There’s a lot to be said for picking a beloved or memorable music track for your ringtone. It adds that personal touch, and you’re highly unlikely to miss the fact that yours is the phone that’s ringing in a crowded room.

While some of the third-party apps that used to facilitate this have gone by the wayside (or simply weren’t very good), it is still possible to tinker with your ringtones using the tools that Apple provides – without paying the iTunes Store for 30-second ringtone versions of songs you already own.

All you need is a computer and the USB cable that came with your iPhone.

Open Music or iTunes

The first thing to note is that you’ll need a desktop manager to customize your ringtones. On macOS that means Apple’s Music app, while on Windows or earlier version of macOS that will be good old iTunes.

Whichever operating system you’re using, make sure you have the appropriate music management program installed and updated.

Pick a portion of track

Now use Music or iTunes to navigate to a music or audio track in your library.
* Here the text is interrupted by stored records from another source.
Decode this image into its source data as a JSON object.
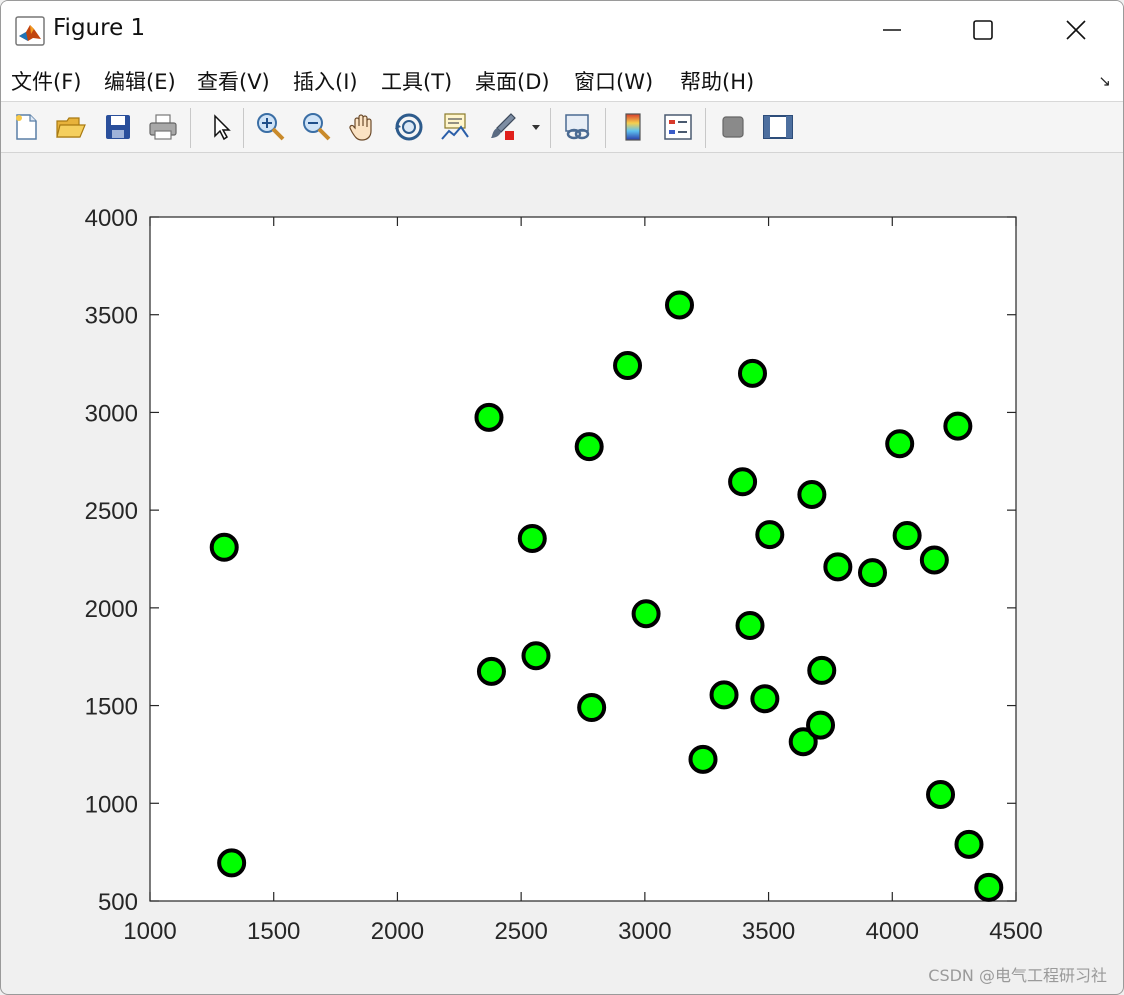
{
  "window": {
    "title": "Figure 1",
    "controls": [
      "minimize",
      "maximize",
      "close"
    ]
  },
  "menubar": {
    "items": [
      "文件(F)",
      "编辑(E)",
      "查看(V)",
      "插入(I)",
      "工具(T)",
      "桌面(D)",
      "窗口(W)",
      "帮助(H)"
    ]
  },
  "toolbar": {
    "buttons": [
      "new-figure-icon",
      "open-file-icon",
      "save-icon",
      "print-icon",
      "pointer-icon",
      "zoom-in-icon",
      "zoom-out-icon",
      "pan-hand-icon",
      "rotate-3d-icon",
      "data-cursor-icon",
      "brush-icon",
      "link-plot-icon",
      "colorbar-icon",
      "legend-icon",
      "hide-plot-tools-icon",
      "show-plot-tools-icon"
    ]
  },
  "watermark": "CSDN @电气工程研习社",
  "chart_data": {
    "type": "scatter",
    "title": "",
    "xlabel": "",
    "ylabel": "",
    "xlim": [
      1000,
      4500
    ],
    "ylim": [
      500,
      4000
    ],
    "xticks": [
      1000,
      1500,
      2000,
      2500,
      3000,
      3500,
      4000,
      4500
    ],
    "yticks": [
      500,
      1000,
      1500,
      2000,
      2500,
      3000,
      3500,
      4000
    ],
    "marker": {
      "shape": "circle",
      "face_color": "#00ff00",
      "edge_color": "#000000"
    },
    "grid": false,
    "points": [
      {
        "x": 1300,
        "y": 2310
      },
      {
        "x": 1330,
        "y": 695
      },
      {
        "x": 2370,
        "y": 2975
      },
      {
        "x": 2380,
        "y": 1675
      },
      {
        "x": 2545,
        "y": 2355
      },
      {
        "x": 2560,
        "y": 1755
      },
      {
        "x": 2775,
        "y": 2825
      },
      {
        "x": 2785,
        "y": 1490
      },
      {
        "x": 2930,
        "y": 3240
      },
      {
        "x": 3005,
        "y": 1970
      },
      {
        "x": 3140,
        "y": 3550
      },
      {
        "x": 3235,
        "y": 1225
      },
      {
        "x": 3320,
        "y": 1555
      },
      {
        "x": 3395,
        "y": 2645
      },
      {
        "x": 3425,
        "y": 1910
      },
      {
        "x": 3435,
        "y": 3200
      },
      {
        "x": 3485,
        "y": 1535
      },
      {
        "x": 3505,
        "y": 2375
      },
      {
        "x": 3640,
        "y": 1315
      },
      {
        "x": 3675,
        "y": 2580
      },
      {
        "x": 3710,
        "y": 1400
      },
      {
        "x": 3715,
        "y": 1680
      },
      {
        "x": 3780,
        "y": 2210
      },
      {
        "x": 3920,
        "y": 2180
      },
      {
        "x": 4030,
        "y": 2840
      },
      {
        "x": 4060,
        "y": 2370
      },
      {
        "x": 4170,
        "y": 2245
      },
      {
        "x": 4195,
        "y": 1045
      },
      {
        "x": 4265,
        "y": 2930
      },
      {
        "x": 4310,
        "y": 790
      },
      {
        "x": 4390,
        "y": 570
      }
    ]
  }
}
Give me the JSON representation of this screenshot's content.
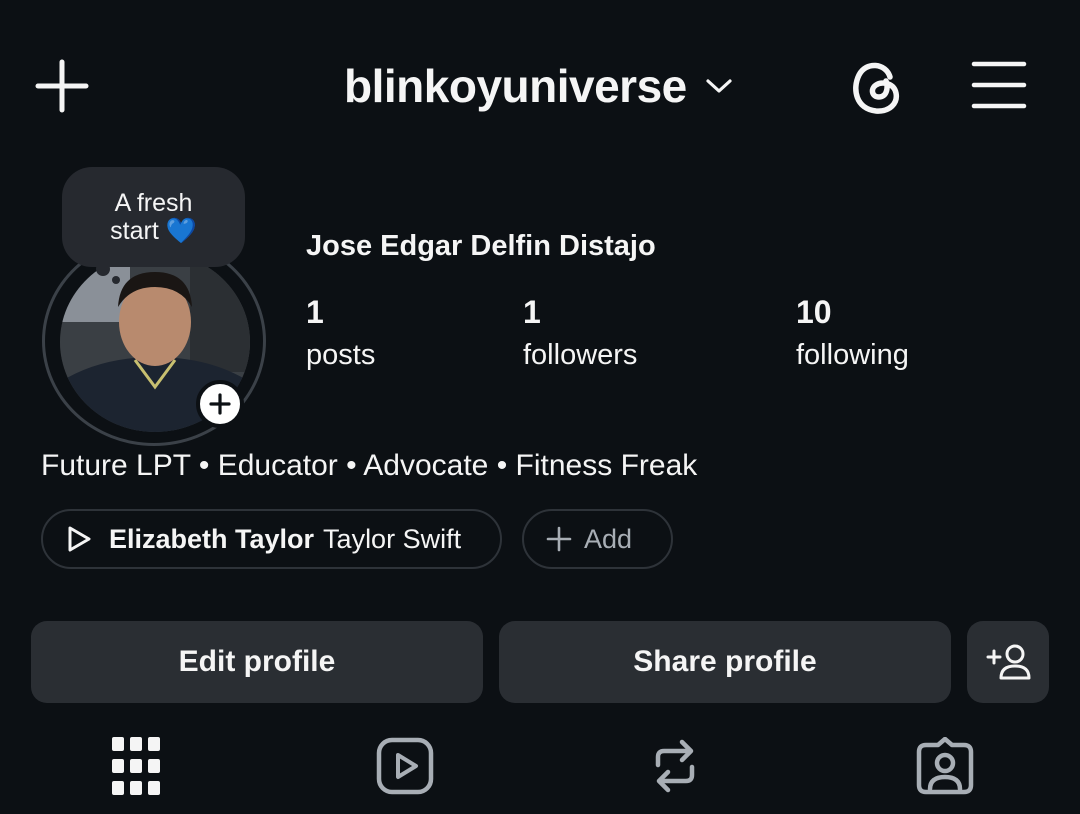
{
  "header": {
    "username": "blinkoyuniverse",
    "new_post_icon": "plus-icon",
    "account_switch_icon": "chevron-down-icon",
    "threads_icon": "threads-icon",
    "menu_icon": "hamburger-menu-icon"
  },
  "profile": {
    "note_text": "A fresh start",
    "note_emoji": "💙",
    "full_name": "Jose Edgar Delfin Distajo",
    "stats": [
      {
        "value": "1",
        "label": "posts"
      },
      {
        "value": "1",
        "label": "followers"
      },
      {
        "value": "10",
        "label": "following"
      }
    ],
    "bio": "Future LPT • Educator • Advocate • Fitness Freak",
    "music": {
      "title": "Elizabeth Taylor",
      "artist": "Taylor Swift"
    },
    "add_label": "Add"
  },
  "actions": {
    "edit_label": "Edit profile",
    "share_label": "Share profile",
    "discover_icon": "add-person-icon"
  },
  "tabs": [
    {
      "icon": "grid-icon",
      "active": true
    },
    {
      "icon": "reels-icon",
      "active": false
    },
    {
      "icon": "repost-icon",
      "active": false
    },
    {
      "icon": "tagged-icon",
      "active": false
    }
  ],
  "colors": {
    "background": "#0c1014",
    "button": "#2a2e33",
    "note_bubble": "#26292f",
    "heart": "#5bc7f5",
    "muted": "#a8aeb5"
  }
}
Take note of the start and end timings for the specific 30 seconds of that track that you want to use for a ringtone loop.

Now command+click or right-click on the track, select the Get Info/Song Info option, and then hit the Options tab. Change the start and end times of the track in line with those timings you noted down. Hit OK.

Create a music file

With the track selected in your OS, head to File > Convert > Create AAC Version. You’ll now have a separate 30-second snippet of your chosen track, in an Apple-approved format.

Now drag the freshly created file onto your desktop. Delete the truncated iTunes version to save confusion the next time you want to listen to the full song.

Change the file name

Click on the new desktop file and change the file name of your track so that it ends with .m4r rather than .m4a. This will ultimately identify the snippet as a ringtone rather than a music track when you import it to your iPhone.

If you’re using Windows, you might need to uncheck the Hide extensions for known file types box in Control Panel > Appearance and Personalization > File Explorer Options.

Move the ringtone to your iPhone

Now hook your iPhone to your computer with the USB cable and grant the necessary ‘Trust’ authority. On Mac, open Finder and select the iPhone from the sidebar, then check the Manually manage music… box. Now drag the ringtone file onto this same Finder window.

On Windows, having plugged your iPhone in, hit the iPhone symbol in iTunes. Go to Summary > Options and check the Manually manage music… box. Hit Apply, then drag the ringtone into the Tones section.

Select your new ringtone

On your iPhone, head into Settings > Sounds & Haptics > Ringtone and select your new tone from the list.